I’m trying to control services on one W2k8 machine from another; no domain just a workgroup. The user account I’m logged in as is an administrator on both machines.
I’ve tried both psservice and sc.exe. These work in a Windows Server 2003 environment but it looks like I need to an extra step or two due to the changed security model in 2008. Any ideas as to how grant permission to the Service Control Manager (psservice) or OpenService (sc)? I tried running the DOS window with “Run As Administrator” and it made no difference.
With psservice I get the following
D:\mydir>psservice \\REMOTESERVER -u "adminid" -p "adminpassword" start "Display Name of Service" PsService v2.22 - Service information and configuration utility Copyright (C) 2001-2008 Mark Russinovich Sysinternals - www.sysinternals.com Unable to access Service Control Manager on \\REMOTESERVER: Access is denied.
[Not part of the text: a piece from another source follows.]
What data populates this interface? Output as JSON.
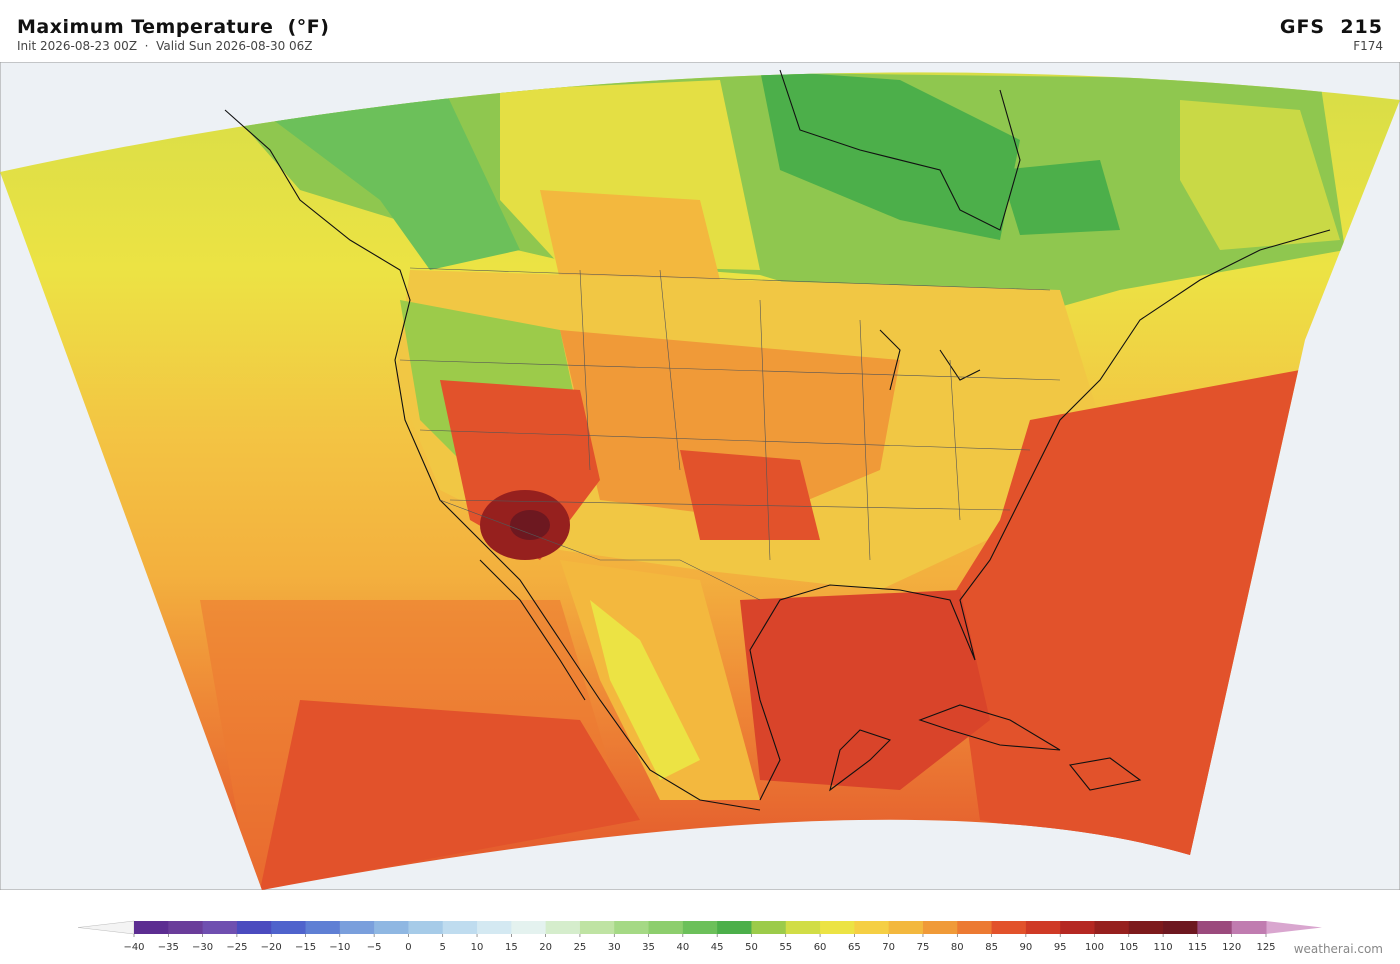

In the remote server, I get the following message in the Security Log so I know I connect and login to the remote machine. I assume it then fails on a subsequent authorization step. The logoff message in the security log is just that (“An account was logged off.”), so no extra info there.
Special privileges assigned to new logon. Subject: Security ID: REMOTESERVER\adminid Account Name: adminid Account Domain: REMOTESERVER Logon ID: 0xxxxxxxx Privileges: SeSecurityPrivilege SeBackupPrivilege SeRestorePrivilege SeTakeOwnershipPrivilege SeDebugPrivilege SeSystemEnvironmentPrivilege SeLoadDriverPrivilege SeImpersonatePrivilege
sc.exe is similar. The command syntax and error differs as below but I also see the same login message in the remote server’s security log.
D:\mydir>sc \\REMOTESERVER start "Registry Name of Service" [SC] StartService: OpenService FAILED 5: Access is denied.
Try adding setting [HKLM\SOFTWARE\Microsoft\Windows\CurrentVersion\ Policies\system\LocalAccountTokenFilterPolicy] = 1 and rebooting.
This comes from items 30 and 31 in FAQ: Common PSTools Issues and Description of User Account Control and remote restrictions in Windows Vista and helps turn down some of the UAC restrictions related to Administrative access across the network.